The Instrument Meteorological Conditions (IMC) rating equips the pilot with skills to fly an aeroplane in much poorer weather conditions than the basic PPL.

The course for the IMC Rating comprises of a minimum of 15 hours training plus a flight test.

The initial part of the course develops flying skills such that the pilot is able to fly an aeroplane safely by sole reference to the cockpit instruments. Once these techniques have been mastered the pilot is then taught how to fly the aircraft with simulated failure of one or more of the primary flight instruments, again without recourse to any external reference.

Having attained competence in the basic instrument flying skills the course moves on to applied instrument flying. During this phase of the course the pilot is first taught how to navigate the aircraft using a variety of ground based radio beacons. Finally the pilot is taught how to make approaches to airfields, in conditions as poor as 1800m visibility, and a 500ft cloudbase, using published instrument approach procedures.

At the conclusion of the course the pilot is tested for his ability to take-off and then enter cloud (actual or simulated), conduct a cross-country flight by sole reference to instruments whilst using radio beacons for navigation and then execute a published instrument flight approach down to the minimum altitude for that approach. In addition the test involves instrument flight with simulated failure of the direction indicator and attitude indicator.

G-BNKI is suitably equipped for IMC training. A number of nearby airfields have a variety of approved instrument approach procedures, including RAF Benson, thus it is possible to practice all of the types of approach currently available within the UK. Halton is also within the service areas of Benson and Brize Norton Radars which means that we can obtain a Radar Information or Radar Advisory service when operating in actual cloud.
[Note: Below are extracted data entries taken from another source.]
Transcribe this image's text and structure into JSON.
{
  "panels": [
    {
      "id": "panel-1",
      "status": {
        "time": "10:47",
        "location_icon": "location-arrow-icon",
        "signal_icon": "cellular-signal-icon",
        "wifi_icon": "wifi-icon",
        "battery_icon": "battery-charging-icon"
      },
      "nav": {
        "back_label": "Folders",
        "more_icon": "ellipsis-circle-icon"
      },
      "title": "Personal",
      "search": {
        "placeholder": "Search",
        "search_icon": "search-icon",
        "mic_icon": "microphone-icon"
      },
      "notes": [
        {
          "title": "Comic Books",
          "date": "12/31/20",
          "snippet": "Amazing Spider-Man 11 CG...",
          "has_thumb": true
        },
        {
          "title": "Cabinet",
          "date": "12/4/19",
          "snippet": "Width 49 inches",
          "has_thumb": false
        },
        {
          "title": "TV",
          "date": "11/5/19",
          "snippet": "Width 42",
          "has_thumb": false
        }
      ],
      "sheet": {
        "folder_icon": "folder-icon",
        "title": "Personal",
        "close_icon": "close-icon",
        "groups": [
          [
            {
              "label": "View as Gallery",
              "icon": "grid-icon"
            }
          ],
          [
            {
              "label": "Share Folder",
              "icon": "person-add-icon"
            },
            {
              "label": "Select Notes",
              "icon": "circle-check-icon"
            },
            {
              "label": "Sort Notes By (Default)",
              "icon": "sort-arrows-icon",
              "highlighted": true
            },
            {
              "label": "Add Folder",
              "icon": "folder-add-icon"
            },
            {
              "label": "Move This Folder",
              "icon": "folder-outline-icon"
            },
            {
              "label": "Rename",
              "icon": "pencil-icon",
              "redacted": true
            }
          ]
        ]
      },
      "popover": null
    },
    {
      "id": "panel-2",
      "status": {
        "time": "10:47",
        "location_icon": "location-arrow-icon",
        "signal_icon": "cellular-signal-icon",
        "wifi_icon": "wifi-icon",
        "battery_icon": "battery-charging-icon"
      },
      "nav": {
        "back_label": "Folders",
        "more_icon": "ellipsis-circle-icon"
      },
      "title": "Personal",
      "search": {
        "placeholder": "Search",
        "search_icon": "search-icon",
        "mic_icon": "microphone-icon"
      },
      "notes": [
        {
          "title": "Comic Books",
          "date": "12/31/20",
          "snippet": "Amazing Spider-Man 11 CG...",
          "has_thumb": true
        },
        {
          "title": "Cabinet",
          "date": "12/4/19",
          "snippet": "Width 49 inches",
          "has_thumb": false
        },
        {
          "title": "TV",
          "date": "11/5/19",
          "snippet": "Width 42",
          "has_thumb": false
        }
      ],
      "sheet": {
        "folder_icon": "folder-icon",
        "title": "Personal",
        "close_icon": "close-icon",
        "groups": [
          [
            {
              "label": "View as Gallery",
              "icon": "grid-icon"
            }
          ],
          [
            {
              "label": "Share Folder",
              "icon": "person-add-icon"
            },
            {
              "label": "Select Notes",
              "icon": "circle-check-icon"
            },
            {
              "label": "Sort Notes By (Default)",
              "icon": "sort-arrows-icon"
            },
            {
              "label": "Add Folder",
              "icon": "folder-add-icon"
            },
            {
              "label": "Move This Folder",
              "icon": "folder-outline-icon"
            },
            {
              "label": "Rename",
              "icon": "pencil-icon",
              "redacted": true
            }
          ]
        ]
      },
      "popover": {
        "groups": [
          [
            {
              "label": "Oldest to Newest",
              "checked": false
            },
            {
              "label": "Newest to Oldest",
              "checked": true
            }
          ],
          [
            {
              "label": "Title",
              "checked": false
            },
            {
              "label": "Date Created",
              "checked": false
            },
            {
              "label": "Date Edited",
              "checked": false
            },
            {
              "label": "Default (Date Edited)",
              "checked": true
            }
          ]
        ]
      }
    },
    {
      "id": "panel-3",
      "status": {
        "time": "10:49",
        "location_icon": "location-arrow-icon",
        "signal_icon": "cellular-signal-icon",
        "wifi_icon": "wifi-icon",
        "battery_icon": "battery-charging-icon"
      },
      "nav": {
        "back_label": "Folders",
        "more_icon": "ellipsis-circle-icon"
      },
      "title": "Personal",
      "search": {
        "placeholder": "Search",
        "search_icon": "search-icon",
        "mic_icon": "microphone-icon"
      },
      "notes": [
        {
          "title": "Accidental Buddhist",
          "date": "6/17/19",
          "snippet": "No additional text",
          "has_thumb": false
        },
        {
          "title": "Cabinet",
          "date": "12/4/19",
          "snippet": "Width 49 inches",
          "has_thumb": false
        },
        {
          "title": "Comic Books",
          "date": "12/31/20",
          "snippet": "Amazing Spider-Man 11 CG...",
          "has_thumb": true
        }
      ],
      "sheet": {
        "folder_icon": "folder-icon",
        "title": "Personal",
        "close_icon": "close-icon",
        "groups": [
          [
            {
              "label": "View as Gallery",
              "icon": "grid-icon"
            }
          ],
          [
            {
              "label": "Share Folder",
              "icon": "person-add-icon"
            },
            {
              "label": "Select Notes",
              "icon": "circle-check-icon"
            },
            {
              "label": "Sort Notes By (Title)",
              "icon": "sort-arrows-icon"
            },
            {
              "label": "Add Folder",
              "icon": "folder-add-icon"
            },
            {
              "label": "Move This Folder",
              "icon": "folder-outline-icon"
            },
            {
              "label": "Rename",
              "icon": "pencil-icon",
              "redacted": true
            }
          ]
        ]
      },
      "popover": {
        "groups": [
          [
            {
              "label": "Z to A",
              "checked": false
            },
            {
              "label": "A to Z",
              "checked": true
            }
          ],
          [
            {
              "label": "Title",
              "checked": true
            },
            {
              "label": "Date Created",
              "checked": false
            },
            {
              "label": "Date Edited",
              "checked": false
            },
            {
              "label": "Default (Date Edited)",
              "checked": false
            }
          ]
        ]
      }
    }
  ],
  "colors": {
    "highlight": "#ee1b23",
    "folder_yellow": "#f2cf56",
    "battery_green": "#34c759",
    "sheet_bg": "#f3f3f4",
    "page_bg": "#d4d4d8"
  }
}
Whilst it is a requirement that all instructors who teach the IMC Rating hold at least an IMC Rating themselves the full time instructors at Halton hold instrument ratings (IR). The IR is similar in many ways to the IMC Rating but demands a much higher degree of skill and knowledge.

Privileges

An IMC Rating extends the privileges of a PPL(A) holder to allow flight as PIC:

  • Out of sight of the surface
  • In a control zone on SVFR clearance with a flight visibility less than 5 nm but not less than 1.5nm
  • Outside controlled airspace in a flight visibility less than 1.5 nm
  • To fly in Class D and Class E airspace in IMC
  • Carrying passengers above 3000ft amsl in IMC or in flight visibility less than 3 nm at or below that height when outside controlled airspace
  • During take-off or landing with a flight visibility below cloud of not less than 1 nm.

The IMC Rating is only valid in UK territorial airspace, Channel Islands airspace and Isle of Man airspace

TRAINING AND FLYING EXPERIENCE REQUIREMENTS

The course comprises:

  • 15 hours instrument flying training (12 hours for night rated pilots)
  • Flight test
  • Written Examination

Requirements to apply for the rating:

  • 25 hours experience since date of PPL application, to include:
  • 10 hours Pilot in Command (PIC), of which 5 hours are cross country flights.
  • 10 hours flight by sole reference to instruments (covered by course)
  • Current and valid licence
  • Current and valid SEP rating
  • Current medical
  • Evidence of a pass in the IMC ground examination (pass mark 72%)
  • Ground examination valid for 12 months
  • Ground examination valid for 12 months
  • A Flight Radiotelephony Operators Licence
  • Have reached a suitable standard in basic instrument flying before starting the course

Training

Flight training includes:

  • 15 hours dual instrument flying training of which up to 2 hours may be in an approved simulator
  • Not less than 10 of the 15 hours must be flown by sole reference to instruments

Minimum of 20 hours theoretical knowledge training covering:

  • Physiological Factors
  • Flight Instruments
  • Aeronautical Information Service
  • Flight Planning
  • Privileges of the IMC Rating

IMC Ground Examination

25 multi-choice questions covering the material.

IMC Flight Test

  • A Full Panel Instrument Flying
  • B Limited Panel Instrument Flying
  • C Radio Navigation Aids
  • D Let-Down and Approach Procedures
  • E Bad Weather Circuits

Keeping your IMC current

Validity – 25 months

Revalidation – by flight test with both precision and non-precision approaches examined. Alternatively, evidence of one type of approach having been flown since last test means only the other type of approach will be examined.

Renewal – rating expired by less than 5 years, renewal is as per revalidation

EASA?

Providing the rating is issued before April 2019 you can complete the UK IMC Rating training with an approved instructor and after a successful ground examination, flight test and application, have it added into an EASA PPL as an IR(R) – an Instrument Rating (restricted). This will have all the privileges and restrictions of a UK IMC rating, but will be valid in suitable UK registered aircraft whether EASA or non-EASA. The IMCR or IR(R) is restricted to UK airspace only.

Under the new EASA Regulations anyone converting their licence to an EASA licence that have an IMC rating will get an IR (R) on their new EASA licence

An IMC rating can also be added into a national UK PPL, but cannot be used in EASA aircraft after 8 April 2014.